Comissão da Verdade de São Paulo ouve depoimentos de vítimas do Araguaia

É a segunda vez que a comissão ouve relatos de pessoas que participaram da guerrilha, a primeira foi em março com audiência com mulheres que atuaram no movimento do PCdoB

Dos cerca de 60 mortos, somente dois foram identificados e as famílias ainda lutam na Justiça para tentar encontrar os corpos não identificados (Foto:divulgação)

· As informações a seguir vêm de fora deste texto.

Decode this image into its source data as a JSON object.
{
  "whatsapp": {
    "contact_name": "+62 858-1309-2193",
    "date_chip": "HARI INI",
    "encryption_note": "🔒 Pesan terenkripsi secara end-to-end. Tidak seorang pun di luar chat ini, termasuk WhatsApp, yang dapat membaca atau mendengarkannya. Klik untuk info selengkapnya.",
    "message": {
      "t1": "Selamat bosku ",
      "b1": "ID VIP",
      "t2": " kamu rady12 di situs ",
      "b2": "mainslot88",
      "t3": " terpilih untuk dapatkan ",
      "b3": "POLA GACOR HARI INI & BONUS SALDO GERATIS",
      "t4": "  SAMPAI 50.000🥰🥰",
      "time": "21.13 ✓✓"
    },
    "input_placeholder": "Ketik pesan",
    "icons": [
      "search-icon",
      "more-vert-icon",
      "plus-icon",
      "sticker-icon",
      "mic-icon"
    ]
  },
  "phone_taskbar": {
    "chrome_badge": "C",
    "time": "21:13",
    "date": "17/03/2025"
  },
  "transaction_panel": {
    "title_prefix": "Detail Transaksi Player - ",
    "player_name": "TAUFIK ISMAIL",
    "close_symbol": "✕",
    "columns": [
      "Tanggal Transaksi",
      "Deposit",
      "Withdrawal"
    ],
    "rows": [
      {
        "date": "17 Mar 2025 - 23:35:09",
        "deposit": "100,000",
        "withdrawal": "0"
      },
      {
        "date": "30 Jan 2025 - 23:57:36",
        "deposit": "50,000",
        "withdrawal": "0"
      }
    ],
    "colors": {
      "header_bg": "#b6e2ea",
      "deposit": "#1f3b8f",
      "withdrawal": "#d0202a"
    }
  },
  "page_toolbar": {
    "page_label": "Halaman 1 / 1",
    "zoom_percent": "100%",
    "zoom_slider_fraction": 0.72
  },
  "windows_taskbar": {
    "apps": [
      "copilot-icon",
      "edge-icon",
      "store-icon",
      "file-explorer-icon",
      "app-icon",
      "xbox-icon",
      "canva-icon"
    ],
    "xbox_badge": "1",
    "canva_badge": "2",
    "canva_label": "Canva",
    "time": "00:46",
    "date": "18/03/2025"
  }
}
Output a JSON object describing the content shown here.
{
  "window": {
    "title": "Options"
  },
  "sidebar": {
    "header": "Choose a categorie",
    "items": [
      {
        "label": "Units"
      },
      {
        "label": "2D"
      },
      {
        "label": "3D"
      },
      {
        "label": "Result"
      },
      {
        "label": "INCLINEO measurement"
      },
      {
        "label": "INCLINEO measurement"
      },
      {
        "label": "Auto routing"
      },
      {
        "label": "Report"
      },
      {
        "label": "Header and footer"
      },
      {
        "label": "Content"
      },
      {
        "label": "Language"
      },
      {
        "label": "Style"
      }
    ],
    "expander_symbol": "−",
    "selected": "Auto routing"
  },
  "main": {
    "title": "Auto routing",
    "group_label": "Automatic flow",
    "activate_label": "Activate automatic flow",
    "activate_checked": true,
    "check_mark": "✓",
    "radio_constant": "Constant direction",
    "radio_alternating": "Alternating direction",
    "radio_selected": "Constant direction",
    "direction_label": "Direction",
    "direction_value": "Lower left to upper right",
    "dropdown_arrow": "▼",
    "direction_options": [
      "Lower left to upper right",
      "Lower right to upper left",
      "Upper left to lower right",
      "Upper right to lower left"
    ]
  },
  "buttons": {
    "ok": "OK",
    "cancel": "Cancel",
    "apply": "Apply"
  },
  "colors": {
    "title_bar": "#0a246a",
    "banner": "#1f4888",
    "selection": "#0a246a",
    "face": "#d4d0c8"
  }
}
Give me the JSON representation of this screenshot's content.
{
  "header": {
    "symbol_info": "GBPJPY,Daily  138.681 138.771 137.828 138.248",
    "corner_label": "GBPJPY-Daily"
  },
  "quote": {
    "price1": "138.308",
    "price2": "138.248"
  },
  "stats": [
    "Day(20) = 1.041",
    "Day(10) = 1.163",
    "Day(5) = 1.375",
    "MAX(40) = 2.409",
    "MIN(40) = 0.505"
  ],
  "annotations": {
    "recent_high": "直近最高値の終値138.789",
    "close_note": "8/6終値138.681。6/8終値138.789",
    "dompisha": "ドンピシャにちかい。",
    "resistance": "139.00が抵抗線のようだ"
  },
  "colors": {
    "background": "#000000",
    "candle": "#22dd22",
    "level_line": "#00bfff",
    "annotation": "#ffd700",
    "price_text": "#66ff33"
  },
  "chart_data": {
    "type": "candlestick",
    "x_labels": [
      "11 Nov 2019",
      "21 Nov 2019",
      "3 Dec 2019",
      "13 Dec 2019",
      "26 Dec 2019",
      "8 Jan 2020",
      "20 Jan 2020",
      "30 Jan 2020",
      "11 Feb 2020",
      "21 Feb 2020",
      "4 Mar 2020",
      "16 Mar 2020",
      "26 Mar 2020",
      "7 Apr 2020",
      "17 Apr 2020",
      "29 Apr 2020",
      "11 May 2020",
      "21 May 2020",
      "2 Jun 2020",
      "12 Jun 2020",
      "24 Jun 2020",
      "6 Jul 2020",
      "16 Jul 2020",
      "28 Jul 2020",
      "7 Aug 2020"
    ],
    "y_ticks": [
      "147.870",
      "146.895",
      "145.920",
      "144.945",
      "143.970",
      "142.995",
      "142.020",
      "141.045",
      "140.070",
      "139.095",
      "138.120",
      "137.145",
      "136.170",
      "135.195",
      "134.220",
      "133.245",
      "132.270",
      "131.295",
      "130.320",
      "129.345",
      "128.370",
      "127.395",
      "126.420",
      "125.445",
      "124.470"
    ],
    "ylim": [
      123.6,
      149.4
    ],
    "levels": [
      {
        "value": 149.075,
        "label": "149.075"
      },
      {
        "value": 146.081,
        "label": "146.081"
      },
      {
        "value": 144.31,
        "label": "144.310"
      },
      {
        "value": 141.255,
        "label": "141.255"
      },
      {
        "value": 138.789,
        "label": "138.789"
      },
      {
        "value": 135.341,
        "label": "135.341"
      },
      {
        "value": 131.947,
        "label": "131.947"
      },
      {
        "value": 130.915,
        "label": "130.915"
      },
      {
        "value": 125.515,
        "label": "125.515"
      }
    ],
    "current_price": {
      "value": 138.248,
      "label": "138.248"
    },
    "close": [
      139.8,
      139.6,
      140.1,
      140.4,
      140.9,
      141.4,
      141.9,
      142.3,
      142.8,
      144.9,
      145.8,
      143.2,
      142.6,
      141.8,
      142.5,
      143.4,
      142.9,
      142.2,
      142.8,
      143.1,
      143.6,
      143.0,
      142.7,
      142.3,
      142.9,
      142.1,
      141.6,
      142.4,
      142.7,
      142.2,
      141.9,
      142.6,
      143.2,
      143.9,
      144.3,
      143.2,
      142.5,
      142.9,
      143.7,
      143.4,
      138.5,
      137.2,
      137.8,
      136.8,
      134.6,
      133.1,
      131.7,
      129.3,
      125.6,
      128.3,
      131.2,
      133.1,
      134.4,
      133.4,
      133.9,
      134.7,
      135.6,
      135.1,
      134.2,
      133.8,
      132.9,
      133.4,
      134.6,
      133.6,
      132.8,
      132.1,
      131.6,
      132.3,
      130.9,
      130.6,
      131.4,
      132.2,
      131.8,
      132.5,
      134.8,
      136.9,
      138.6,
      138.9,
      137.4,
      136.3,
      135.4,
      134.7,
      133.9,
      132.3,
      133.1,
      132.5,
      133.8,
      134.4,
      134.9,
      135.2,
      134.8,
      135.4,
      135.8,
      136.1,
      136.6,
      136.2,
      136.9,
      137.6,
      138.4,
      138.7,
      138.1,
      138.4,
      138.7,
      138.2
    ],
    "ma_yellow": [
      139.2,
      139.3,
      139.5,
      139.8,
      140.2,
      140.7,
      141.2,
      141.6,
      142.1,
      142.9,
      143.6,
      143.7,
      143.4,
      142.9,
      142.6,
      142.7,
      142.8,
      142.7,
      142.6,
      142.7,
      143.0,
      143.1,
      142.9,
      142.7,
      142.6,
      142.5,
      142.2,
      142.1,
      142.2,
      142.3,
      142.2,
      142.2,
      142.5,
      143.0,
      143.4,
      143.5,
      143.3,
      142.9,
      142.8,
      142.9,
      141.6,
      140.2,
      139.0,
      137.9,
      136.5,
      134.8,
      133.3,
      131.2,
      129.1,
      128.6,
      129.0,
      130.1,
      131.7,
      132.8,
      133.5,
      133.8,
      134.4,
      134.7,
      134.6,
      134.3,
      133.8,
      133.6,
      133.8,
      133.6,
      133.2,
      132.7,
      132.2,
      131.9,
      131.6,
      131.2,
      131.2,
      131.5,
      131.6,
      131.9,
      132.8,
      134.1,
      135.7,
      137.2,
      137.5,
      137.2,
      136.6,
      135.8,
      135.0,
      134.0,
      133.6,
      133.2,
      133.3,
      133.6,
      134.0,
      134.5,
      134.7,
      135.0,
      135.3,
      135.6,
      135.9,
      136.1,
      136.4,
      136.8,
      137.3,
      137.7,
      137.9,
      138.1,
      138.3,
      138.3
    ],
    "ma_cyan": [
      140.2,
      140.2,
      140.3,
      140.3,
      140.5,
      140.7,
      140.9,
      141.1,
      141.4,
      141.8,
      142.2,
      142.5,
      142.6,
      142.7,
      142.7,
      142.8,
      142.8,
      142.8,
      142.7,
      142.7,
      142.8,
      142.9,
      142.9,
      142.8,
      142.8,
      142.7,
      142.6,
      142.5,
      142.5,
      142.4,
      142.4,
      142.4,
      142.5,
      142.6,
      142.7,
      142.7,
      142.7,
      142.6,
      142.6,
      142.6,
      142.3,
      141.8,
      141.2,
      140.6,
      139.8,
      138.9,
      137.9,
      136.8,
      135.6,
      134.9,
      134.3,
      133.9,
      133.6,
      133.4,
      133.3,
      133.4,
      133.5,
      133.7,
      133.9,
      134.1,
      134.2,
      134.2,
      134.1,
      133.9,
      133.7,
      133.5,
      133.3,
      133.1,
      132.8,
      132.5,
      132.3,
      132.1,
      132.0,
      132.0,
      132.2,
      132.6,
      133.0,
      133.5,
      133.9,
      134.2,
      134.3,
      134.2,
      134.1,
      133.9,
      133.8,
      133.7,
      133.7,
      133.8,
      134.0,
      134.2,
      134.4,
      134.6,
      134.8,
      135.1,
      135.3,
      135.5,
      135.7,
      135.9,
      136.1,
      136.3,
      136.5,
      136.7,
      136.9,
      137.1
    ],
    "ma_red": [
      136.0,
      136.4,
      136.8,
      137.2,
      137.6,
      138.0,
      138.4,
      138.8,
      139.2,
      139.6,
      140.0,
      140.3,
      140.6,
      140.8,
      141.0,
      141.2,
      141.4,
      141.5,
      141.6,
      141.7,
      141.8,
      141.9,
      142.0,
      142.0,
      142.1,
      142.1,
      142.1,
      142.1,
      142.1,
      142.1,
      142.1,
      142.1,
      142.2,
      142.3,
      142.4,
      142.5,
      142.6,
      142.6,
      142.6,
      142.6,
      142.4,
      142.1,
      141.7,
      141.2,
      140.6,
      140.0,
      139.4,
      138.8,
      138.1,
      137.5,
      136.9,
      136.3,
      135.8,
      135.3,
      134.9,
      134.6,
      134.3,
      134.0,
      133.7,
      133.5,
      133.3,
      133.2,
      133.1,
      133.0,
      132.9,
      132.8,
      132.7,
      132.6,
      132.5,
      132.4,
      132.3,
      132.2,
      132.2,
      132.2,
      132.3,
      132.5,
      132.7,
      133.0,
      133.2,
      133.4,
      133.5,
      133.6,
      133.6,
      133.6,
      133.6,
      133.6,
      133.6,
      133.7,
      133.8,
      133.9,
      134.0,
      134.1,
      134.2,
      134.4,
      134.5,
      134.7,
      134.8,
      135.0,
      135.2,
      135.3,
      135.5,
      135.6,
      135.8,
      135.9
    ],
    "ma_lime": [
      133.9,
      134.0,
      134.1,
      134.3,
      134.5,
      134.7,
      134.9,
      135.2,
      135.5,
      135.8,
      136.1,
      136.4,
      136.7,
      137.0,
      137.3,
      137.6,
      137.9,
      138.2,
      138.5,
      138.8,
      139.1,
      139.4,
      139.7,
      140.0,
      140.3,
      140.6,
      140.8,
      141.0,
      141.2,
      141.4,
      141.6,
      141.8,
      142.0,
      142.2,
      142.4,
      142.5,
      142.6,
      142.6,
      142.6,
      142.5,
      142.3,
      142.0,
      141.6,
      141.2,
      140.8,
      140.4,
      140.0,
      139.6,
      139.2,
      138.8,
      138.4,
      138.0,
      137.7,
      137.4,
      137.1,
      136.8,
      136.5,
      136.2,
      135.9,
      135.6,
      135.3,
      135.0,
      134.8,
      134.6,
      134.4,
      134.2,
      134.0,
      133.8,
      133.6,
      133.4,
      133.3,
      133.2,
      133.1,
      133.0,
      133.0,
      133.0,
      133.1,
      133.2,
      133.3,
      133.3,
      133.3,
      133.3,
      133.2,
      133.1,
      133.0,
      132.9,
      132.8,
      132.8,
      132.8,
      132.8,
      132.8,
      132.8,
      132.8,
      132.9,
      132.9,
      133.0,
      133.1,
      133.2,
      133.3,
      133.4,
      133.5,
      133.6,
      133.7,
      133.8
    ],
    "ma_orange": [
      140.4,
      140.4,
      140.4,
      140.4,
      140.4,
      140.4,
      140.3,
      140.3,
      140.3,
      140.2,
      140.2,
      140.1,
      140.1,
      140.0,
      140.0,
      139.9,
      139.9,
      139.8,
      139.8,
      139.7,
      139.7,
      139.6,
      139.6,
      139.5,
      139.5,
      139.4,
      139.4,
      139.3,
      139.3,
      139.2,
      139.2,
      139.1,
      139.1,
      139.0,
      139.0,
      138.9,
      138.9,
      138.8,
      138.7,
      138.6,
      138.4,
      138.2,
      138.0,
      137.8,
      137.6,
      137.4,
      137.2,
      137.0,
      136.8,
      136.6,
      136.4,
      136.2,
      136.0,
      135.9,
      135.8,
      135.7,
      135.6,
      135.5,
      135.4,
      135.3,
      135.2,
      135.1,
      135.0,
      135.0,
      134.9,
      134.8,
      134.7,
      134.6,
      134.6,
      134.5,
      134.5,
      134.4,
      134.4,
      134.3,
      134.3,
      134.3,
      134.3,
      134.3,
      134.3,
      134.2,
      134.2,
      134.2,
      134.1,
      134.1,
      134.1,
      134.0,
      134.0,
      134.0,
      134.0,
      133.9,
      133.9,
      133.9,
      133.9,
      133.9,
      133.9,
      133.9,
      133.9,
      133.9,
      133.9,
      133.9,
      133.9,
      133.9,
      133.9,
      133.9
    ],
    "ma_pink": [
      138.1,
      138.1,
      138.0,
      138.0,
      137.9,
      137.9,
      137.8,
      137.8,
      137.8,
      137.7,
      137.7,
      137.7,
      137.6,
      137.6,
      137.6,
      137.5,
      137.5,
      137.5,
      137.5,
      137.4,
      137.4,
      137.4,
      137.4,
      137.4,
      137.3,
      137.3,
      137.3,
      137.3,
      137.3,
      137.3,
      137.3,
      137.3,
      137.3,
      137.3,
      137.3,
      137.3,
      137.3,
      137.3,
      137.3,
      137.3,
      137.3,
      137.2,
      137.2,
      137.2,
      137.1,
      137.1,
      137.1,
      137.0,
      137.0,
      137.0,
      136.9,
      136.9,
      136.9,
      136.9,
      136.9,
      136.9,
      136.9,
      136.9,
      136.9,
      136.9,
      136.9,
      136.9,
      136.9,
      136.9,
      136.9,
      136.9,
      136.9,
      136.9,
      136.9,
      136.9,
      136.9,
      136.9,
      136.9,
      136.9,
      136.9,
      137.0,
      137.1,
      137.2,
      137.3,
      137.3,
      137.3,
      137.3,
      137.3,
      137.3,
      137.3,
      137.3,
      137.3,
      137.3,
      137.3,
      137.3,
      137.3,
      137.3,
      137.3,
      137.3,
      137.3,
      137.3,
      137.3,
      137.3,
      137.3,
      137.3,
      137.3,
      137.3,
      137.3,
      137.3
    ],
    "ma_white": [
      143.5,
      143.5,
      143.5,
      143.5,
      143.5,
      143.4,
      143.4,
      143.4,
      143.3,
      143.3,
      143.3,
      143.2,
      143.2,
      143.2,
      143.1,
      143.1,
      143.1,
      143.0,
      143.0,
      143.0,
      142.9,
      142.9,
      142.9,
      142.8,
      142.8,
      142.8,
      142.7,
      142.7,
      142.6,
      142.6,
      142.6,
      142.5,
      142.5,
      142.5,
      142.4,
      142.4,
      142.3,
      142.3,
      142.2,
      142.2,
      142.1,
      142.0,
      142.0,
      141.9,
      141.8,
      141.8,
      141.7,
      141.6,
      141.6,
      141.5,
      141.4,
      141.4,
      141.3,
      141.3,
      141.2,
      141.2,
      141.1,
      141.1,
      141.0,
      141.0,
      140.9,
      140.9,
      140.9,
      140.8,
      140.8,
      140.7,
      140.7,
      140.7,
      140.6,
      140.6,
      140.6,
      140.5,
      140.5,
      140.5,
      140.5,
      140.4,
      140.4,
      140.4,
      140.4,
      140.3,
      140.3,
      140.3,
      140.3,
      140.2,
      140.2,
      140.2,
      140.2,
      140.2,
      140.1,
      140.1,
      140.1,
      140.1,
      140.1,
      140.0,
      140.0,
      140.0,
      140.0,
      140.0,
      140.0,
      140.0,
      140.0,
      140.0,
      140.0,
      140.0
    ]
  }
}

São Paulo – Quarenta e um anos depois do início das operações das Forças Armadas na região do Araguaia, iniciadas em 11 de abril de 1972, a Comissão da Verdade do Estado de São Paulo “Rubens Paiva” fez hoje (12) uma audiência com sete pessoas ligadas ao movimento do PCdoB, que pretendia fazer do Araguaia uma base para operações de guerrilha rural, mas foi massacrado pelos militares antes de começar a atuar. 

As operações das Forças Armadas, que ficaram conhecidas como Guerrilha do Araguaia, deixaram mais de 60 desaparecidos e apenas dois mortos identificados, Maria Lúcia Petit e João Carlos Haas Sobrinho. 

Das sete testemunhas que participaram da audiência de hoje na Assembleia Legislativa, apenas Crimeia Schmidt participou como guerrilheira no Araguaia. Os outros seis são parentes de mortos e desaparecidos – Maristela Nurchis, irmã de Manoel José Nurchis; Laura Petit, irmã de Maria Lúcia, Jaime e Lúcio Petit, os irmãos Petit; Dalmo Ribas, irmão de Antônio Guilherme Ribeiro Ribas; Igor Grabois, filho de Gilberto Olímpio Maria; Rosana Momente, filha de Orlando Momente; e Liniane Brum, sobrinha de Cilon da Cunha Brum. 

Laura Petit afirmou que o Estado brasileiro precisa fazer justiça aos resultados das comissões da verdade instauradas no país e idenficar os responsáveis por crimes cometidos por agentes da repressão durante a ditadura (1964-1985). “Eu espero que o nosso país possa fazer justiça, nomear os culpados e adotar punições. A transição democrática ainda não se fez”, disse. Ela deu um dos depoimentos mais emocionantes da audiência ao falar sobre a despedida entre seu irmão mais velho, Lúcio, e o caçula da família, Clovis, então um adolescente. 

“O Lúcio falou para o Clovis que depois voltava para buscá-lo, mas que ele precisava ficar para cuidar de nossa mãe, e quando ela morreu, o Clovis disse que não sabia se tinha cuidado dela como o Lúcio queria”, disse. 

Dos cinco irmãos, apenas Laura e Clovis estão vivos, e dos três que foram mortos no Araguaia, apenas Maria Lúcia teve os restos mortais identificados e enterrados pela família em um cemitério em Bauru (SP).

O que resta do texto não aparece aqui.